Pancreatic cancer is practically incurable, with an overall 5-year survival rate of just 3%. Although several signalling pathways involved in cell proliferation and apoptosis have been implicated in the development of pancreatic cancer, treatments aimed at these have proven ineffective. Martin Fernandez-Zapico and colleagues now report that VAV1, a guanine nucleotide exchange factor (GEF) primarily expressed in bone-marrow-derived cell lineages, regulates an oncogenic pathway that promotes pancreatic cancer and could provide a new target for therapy.

The authors screened tumour samples from 95 pancreatic cancer patients and found that VAV1 was expressed in more than 50% of them, whereas it was not present in normal pancreatic tissue. Comparing the survival statistics of the patients showed that those with VAV1-positive tumours fared significantly worse than those whose tumours did not have VAV1.

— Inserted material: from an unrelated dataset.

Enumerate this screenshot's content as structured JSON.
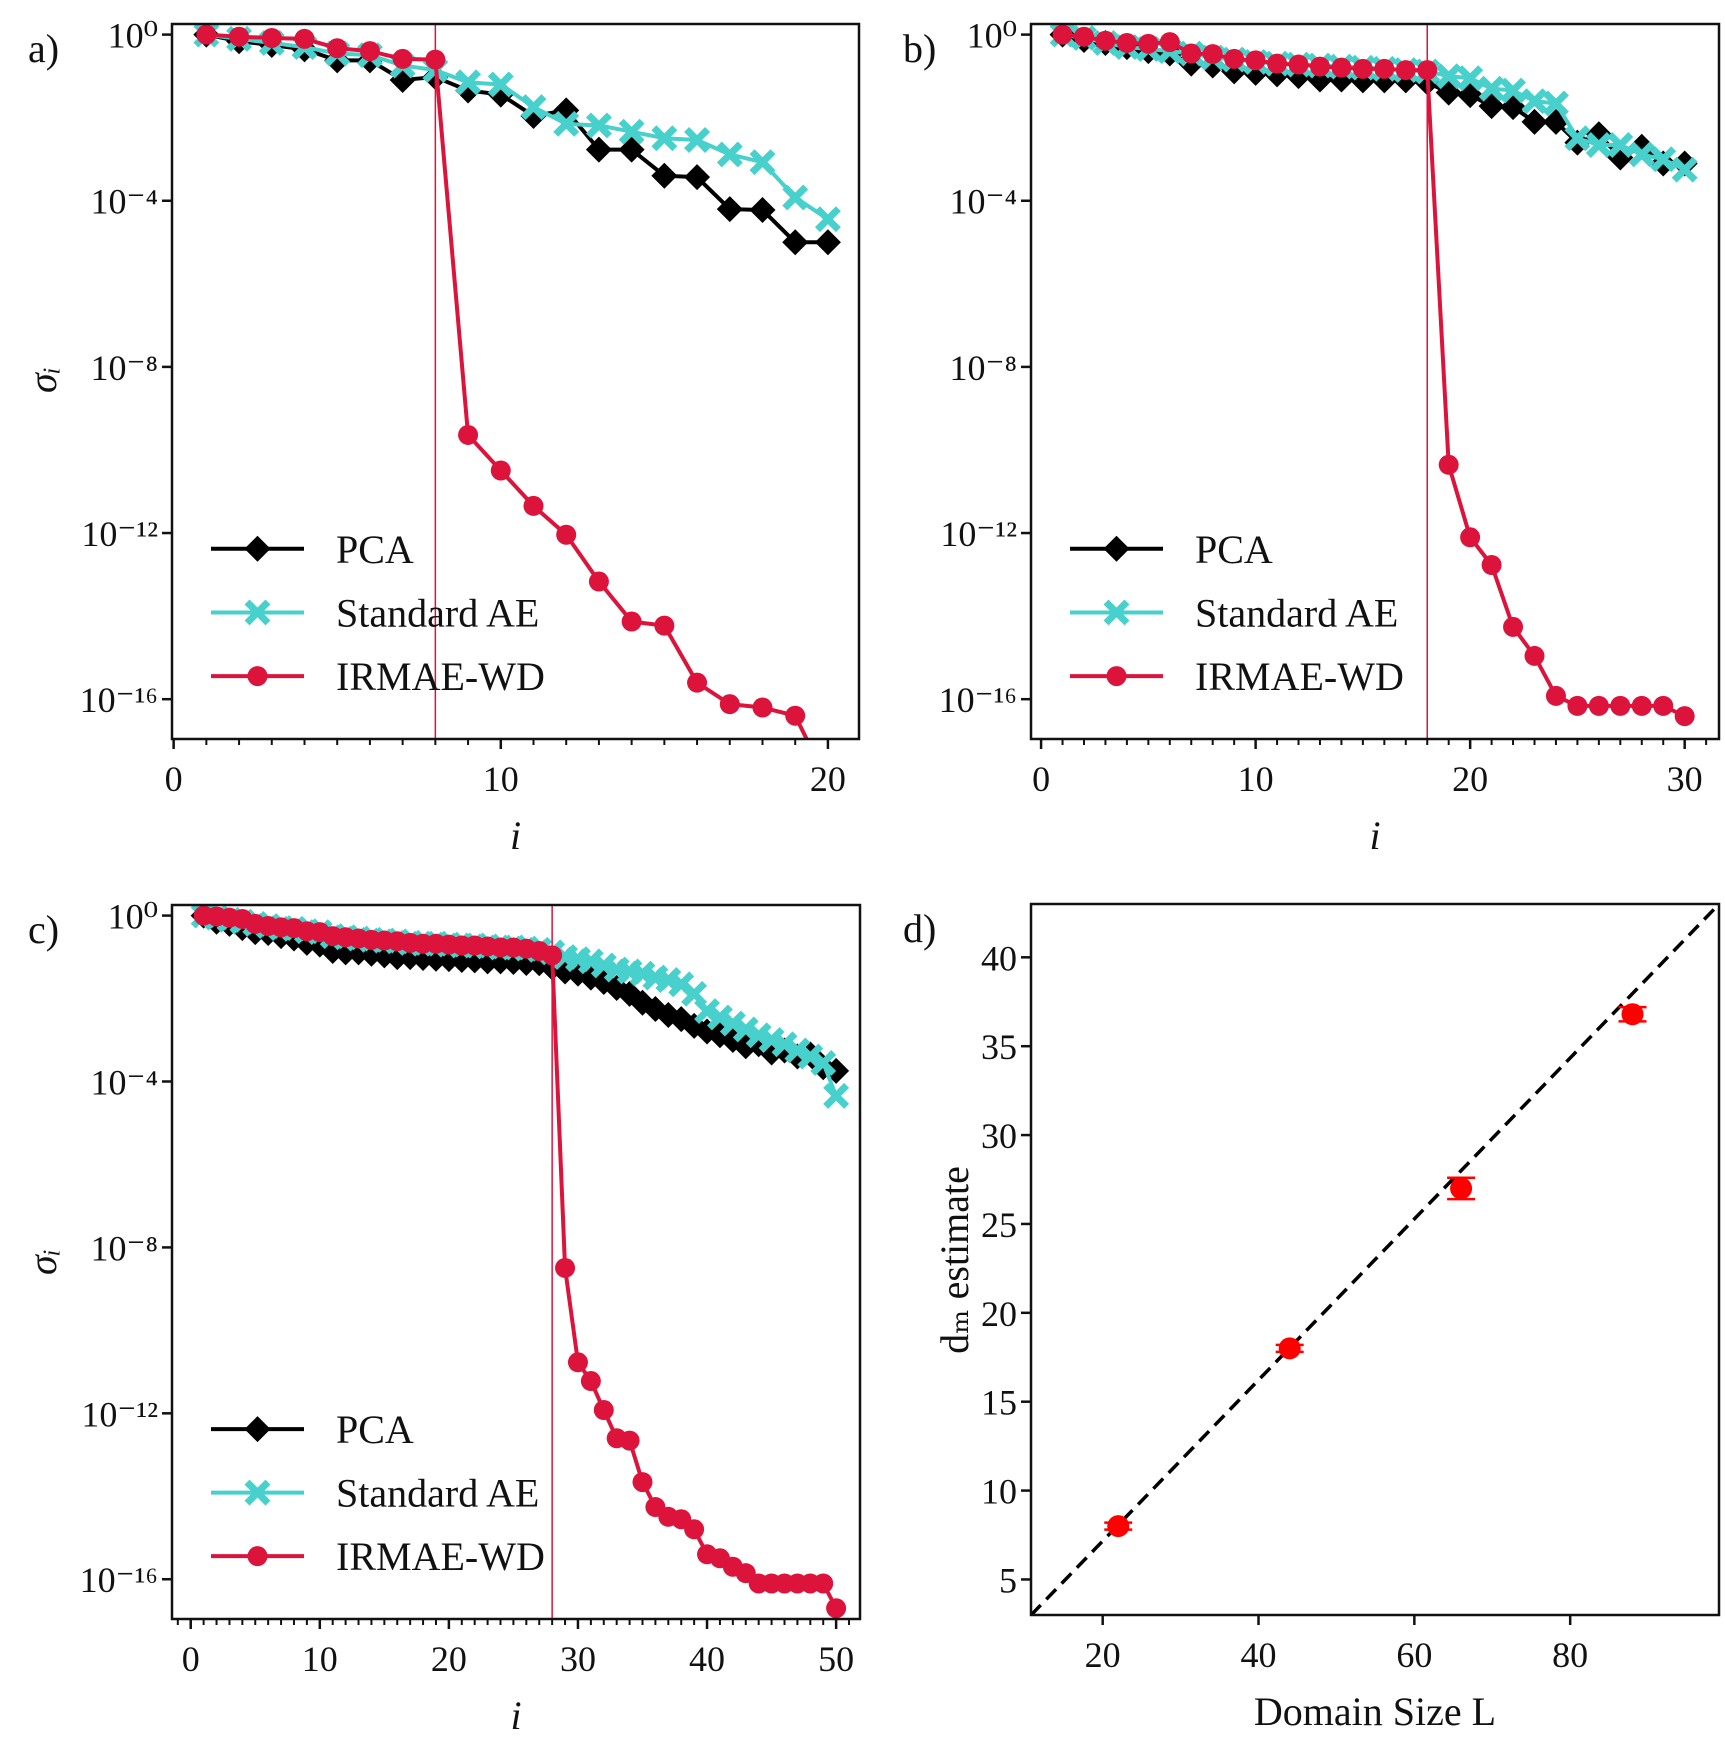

Using RNA interference to deplete VAV1 in two VAV1-positive pancreatic cancer cell lines reduced the cells' ability to proliferate — compared with control cells, far fewer colonies formed in soft agar, and tumours were much smaller following injection of the cells into immunocompromised mice. Moreover, reducing the expression of VAV1 led to increased apoptosis in the VAV1-positive cell lines. This was despite the fact that both cell lines also contained oncogenic KRAS, indicating that VAV1 activity somehow sustains the transformed nature of the cells.

VAV1 is one of a range of GEFs that activate members of the Rho family of GTP-binding proteins. The Rho proteins regulate several signalling cascades that lead to cell proliferation and anti-apoptotic activity, and hyperactivation of some of these proteins has been associated with cancer. To test whether the GEF function of VAV1 is important in promoting pancreatic cancer, the authors transfected DNA encoding a mutant VAV1 with no GEF activity into a VAV1-negative pancreatic cancer line. Whereas wild-type VAV1 increased proliferation of the cells, the mutant one did not.

In general, VAV1 GEF activity is modulated through cell-surface receptors, and several growth-factor receptors are aberrantly expressed in pancreatic tumours. In particular, high levels of epidermal growth factor receptor (EGFR) and its ligands are often associated with the early stages of pancreatic cancer. Fernandez-Zapico and colleagues found that addition of EGF to VAV1-expressing cells increased cellular proliferation, and showed that VAV1 rapidly becomes tyrosine phosphorylated on addition of EGF, a process that requires both the tyrosine kinase SRC and EGFR. Further investigation of the responses of the pancreatic tumour cells revealed that VAV1 is indeed involved in the regulation of an EGF-stimulated pathway — the RAC1-PAK1 cascade — and that VAV1 promotes tumour proliferation at least in part through upregulating cyclin D1. The authors suggest that this oncogenic pathway, and particularly PAK1 and SRC, will be an attractive target in treating pancreatic cancer.